There were no seroconversions for JE infection or clinical illnesses consistent with JE infection reported in this prospective cohort of Australian travelers. Interpretation of the 95% CIs around the estimate of zero cases of JE per 10,000 traveler-days should be done with care. Travelers have been infected in the past, so the true population risk is not zero. However, the upper bound of 3.9/10,000 traveler-days calculated is best thought of as indicative only, as it is affected by the sample size and the method of calculation. In addition, the CI is difficult to compare with the previous World Health Organization (WHO) crude estimate of one JE infection per million travelers as the latter estimate does not account for duration of exposure. Additionally, the epidemiology of JE infection worldwide and of travelers has changed considerably since the derivation of the WHO estimate. A high proportion of the earlier published cases of JE have been in the United States and allied military personnel stationed in SEA regions. From 1945 to 1972, 131 cases of JE were reported in military personnel. In the years 1978 to 1992 and 1992 to 2008, 24 cases and 21 cases were reported, respectively. Rates of 0.1–2.1 per 10,000 per week have been observed in nonimmunized US military personnel in Asia.[7] JE vaccination is recommended for this group of travelers.

JE infection has been reported in short-term travelers who have traveled outside of the rainy season with minimal travel to rural locations.[3, 8-10] This has raised concerns about the limits in our current understanding of the risk of JE infection in short-term travelers. Characterizing the current risk of JE in general travelers and the uncertainty limits around this risk provides valuable information to travel medicine practitioners advising prospective travelers.

In our cohort of predominantly short-term travelers, travel was more common in periods of the year where JE transmission is higher and whilst nearly half of the travelers visited or stayed in a rural area overnight, only a small proportion of travel-days were spent on “outdoor” activities. The risk of JE infection is linked to outdoor exposure in the dusk or evening times in rural destinations where JE transmission occurs. In terms of adherence to pre-travel advice, most travelers utilized some form of mosquito preventive behavior, although consistency of use was not documented. Only a small proportion of travelers (9%) were vaccinated for JE, which probably reflects the current recommendations for JE vaccine, in that a majority were short-term travelers and not spending a great amount of time in rural areas. Low-level antibodies at baseline were noted in 2.8% of travelers with possibilities of previous JE, given the presence of JE in Northern Australia, or other flavivirus vaccination or infection as possible explanations.

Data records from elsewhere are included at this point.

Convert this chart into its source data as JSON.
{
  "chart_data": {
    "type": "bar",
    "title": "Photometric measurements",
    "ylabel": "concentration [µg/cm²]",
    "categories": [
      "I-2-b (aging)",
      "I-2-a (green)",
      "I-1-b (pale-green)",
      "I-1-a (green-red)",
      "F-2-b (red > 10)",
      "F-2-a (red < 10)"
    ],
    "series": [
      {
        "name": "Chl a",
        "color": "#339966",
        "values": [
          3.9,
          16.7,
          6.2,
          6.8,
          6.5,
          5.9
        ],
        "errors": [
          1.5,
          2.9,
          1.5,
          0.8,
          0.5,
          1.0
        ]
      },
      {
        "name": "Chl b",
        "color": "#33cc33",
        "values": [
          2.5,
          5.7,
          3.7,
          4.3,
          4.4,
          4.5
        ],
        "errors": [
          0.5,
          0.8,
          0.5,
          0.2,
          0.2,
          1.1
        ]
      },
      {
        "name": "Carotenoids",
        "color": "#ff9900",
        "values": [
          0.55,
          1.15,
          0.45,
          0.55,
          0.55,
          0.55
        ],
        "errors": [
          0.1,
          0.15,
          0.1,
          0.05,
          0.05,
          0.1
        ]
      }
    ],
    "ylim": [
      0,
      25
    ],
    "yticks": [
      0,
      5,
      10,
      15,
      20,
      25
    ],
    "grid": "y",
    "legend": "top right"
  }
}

A limitation of this study is the potential impact of a small sample size on the likelihood of observing an infrequent infection such as JE (clinical or subclinical) in travelers. A further limitation is the generalizability of the findings from a travel-clinic attendee cohort who may be different to general travelers. Data were also incomplete for the travelers who did not complete the study. Although unlikely, it is also possible that some seroconversions were missed given the timing of the second bleed (day 10).

Several considerations relating to risk factors for infection, adverse effects and costs of vaccine, and individual personal preference regarding vaccination, need to be considered when discussing indications for or against vaccination. The threshold for JE vaccination is generally still based on historical risk-benefit considerations that may no longer be valid now as we have a safer vaccine. However, the absence of any cases or seroconversions for JE supports the current advice against vaccination for short-term travelers to JE endemic countries who will engage in low-risk activities, and provides novel quantitative risk data which can be used as a basis for recommendations.


This study was funded by an investigator initiated unrestricted grant from Sanofi-Pasteur.

Declaration of Interests

C. L. is an employee of Sanofi-Pasteur. J. T. has received a speaking honoraria from Sanofi-Pasteur. The other authors state they have no conflicts of interest to declare.